No es un planteo novedoso desde los sectores que integran la 'transversalidad', o sea el kirchnerismo no peronista. Inclusive algunos integrantes de ese grupo, como el Movimiento Libres del Sur, se alejó de la 'transversalidad' cuando Kirchner asumió la conducción del Consejo Nacional del Partido Justicialista.
Integrante de organizaciones sociales prebendarias como el Centro de Estudios Legales y Sociales (CELS), o periodísticas clientelares como el periódico Página/12, Verbitsky quiere permanecer en el kirchnerismo, y por esto intenta un enfoque optimista a su sugerencia-reclamo a Kirchner.
Verbitsky coincide con el senador nacional Daniel Filmus y el titular de la CGT, Hugo Moyano, de que no se está reconociendo a los Kirchner su decisión que consideran casi revolucionaria de asignación universal por hijo.
Es evidente que los Kirchner esperaban un gran reconocimiento político-social y, probablemente, un impacto muy positivo en las encuestas, pero no han conseguido nada y se encuentran muy desorientados y preocupados al respecto:
"(...) Esta fragilidad política es contradictoria con la decisión de transferir recursos por más de $ 10.000 millones anuales a los sectores más vulnerables de la sociedad mediante la asignación universal reclamada desde hace una década por distintas fuerzas políticas y sociales y que contó con el apoyo de tres millones de votos en la consulta realizada hace ocho años por el Frente Nacional contra la Pobreza, Frenapo.
Esta es la medida distributiva más profunda adoptada en décadas y tendrá un impacto social muy fuerte, con la drástica reducción de la pobreza y la indigencia, y también económico ya que esa masa de recursos se volcará al consumo, cuando ya se advierte el comienzo de la salida de la recesión motivada por la crisis internacional, atenuada aquí respecto de Chile o Brasil por el gasto público. Pero su implementación es cualquier cosa menos sencilla.
Este no ha sido hasta ahora el fuerte de la administración. Lo menos que puede decirse es que no estará en plena vigencia en diciembre, sino en forma gradual a lo largo del próximo año.
También subsisten interrogantes sobre su sustentabilidad en base a los fondos de la Anses, lo cual invita a pensar formas de complementación, como el ya mencionado impuesto a las ganancias de capital de las personas físicas o la reimplantación parcial de los aportes patronales reducidos en 9 puntos por Menem y Cavallo.
Un cálculo de Cifra (el centro de investigaciones económicas de la conducción de la CTA, que dirige Eduardo Basualdo), estima que por cada uno de los puntos que se recuperen ingresarían $ 1.842 millones.

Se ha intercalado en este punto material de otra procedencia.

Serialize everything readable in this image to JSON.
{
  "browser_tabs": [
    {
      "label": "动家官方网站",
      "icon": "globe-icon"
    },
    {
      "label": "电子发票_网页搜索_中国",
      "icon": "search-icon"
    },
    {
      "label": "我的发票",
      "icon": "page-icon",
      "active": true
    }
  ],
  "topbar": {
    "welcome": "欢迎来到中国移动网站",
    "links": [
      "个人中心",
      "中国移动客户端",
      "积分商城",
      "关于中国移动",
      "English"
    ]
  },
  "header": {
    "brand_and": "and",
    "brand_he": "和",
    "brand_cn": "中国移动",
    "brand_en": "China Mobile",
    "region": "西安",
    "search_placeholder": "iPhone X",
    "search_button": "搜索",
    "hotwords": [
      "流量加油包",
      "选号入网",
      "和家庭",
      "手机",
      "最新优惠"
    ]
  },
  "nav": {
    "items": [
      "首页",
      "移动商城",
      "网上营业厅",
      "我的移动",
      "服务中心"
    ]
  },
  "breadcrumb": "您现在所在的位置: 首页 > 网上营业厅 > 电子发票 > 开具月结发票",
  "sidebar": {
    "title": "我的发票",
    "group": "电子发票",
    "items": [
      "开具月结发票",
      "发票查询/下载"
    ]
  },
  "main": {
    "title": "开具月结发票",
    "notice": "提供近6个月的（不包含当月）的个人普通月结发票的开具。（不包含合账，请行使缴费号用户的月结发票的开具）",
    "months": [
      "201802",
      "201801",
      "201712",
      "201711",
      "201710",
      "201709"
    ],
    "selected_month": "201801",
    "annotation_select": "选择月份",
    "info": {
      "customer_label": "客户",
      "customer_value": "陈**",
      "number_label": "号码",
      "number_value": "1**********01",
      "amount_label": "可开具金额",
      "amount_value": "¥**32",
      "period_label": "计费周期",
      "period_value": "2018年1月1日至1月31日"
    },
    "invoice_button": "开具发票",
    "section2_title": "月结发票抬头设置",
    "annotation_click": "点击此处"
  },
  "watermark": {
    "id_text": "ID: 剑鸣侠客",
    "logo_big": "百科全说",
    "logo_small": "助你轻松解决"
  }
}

Junto con las retenciones, la recuperación del sistema previsional y la ley audiovisual, la asignación por cada uno de los cinco primeros hijos de cada hogar, al mismo tiempo que avanza el juicio por los crímenes de lesa humanidad cometidos en Campo de Mayo y están por comenzar los procesos de la ESMA y el Primer Cuerpo de Ejército, explican la odiosidad que concita el gobierno de CFK.
Hay que retroceder más de medio siglo para encontrar otro gobierno que haya confrontado con la Sociedad Rural, el poder financiero, los grandes medios y el partido militar, sin dejar de lado los chisporroteos con el Episcopado Católico. Tanta audacia requeriría para sostenerse algo más que las fatigadas piernas del PJ y la CGT. (...)".
Sin embargo, hay cuestionamientos al alcance de la medida tan importante para los Kirchner. Martín Dinatale, en el diario La Nación, realizó una recopilación de algunas de las críticas, por derecha y por izquierda:
"(...) El diputado Claudio Lozano (Proyecto Sur) realizó un estudio detallado de los alcances del decreto presidencial y concluyó que la medida dejará afuera a 2.300.000 niños pobres e indigentes.
Para sostener este dato, Lozano expresó a LA NACION que el decreto "deja afuera a los trabajadores de la economía informal que ganen más que el salario mínimo, a los monotributistas que no perciben una asignación familiar por hijo y a los trabajadores del servicio doméstico que no estén inscriptos".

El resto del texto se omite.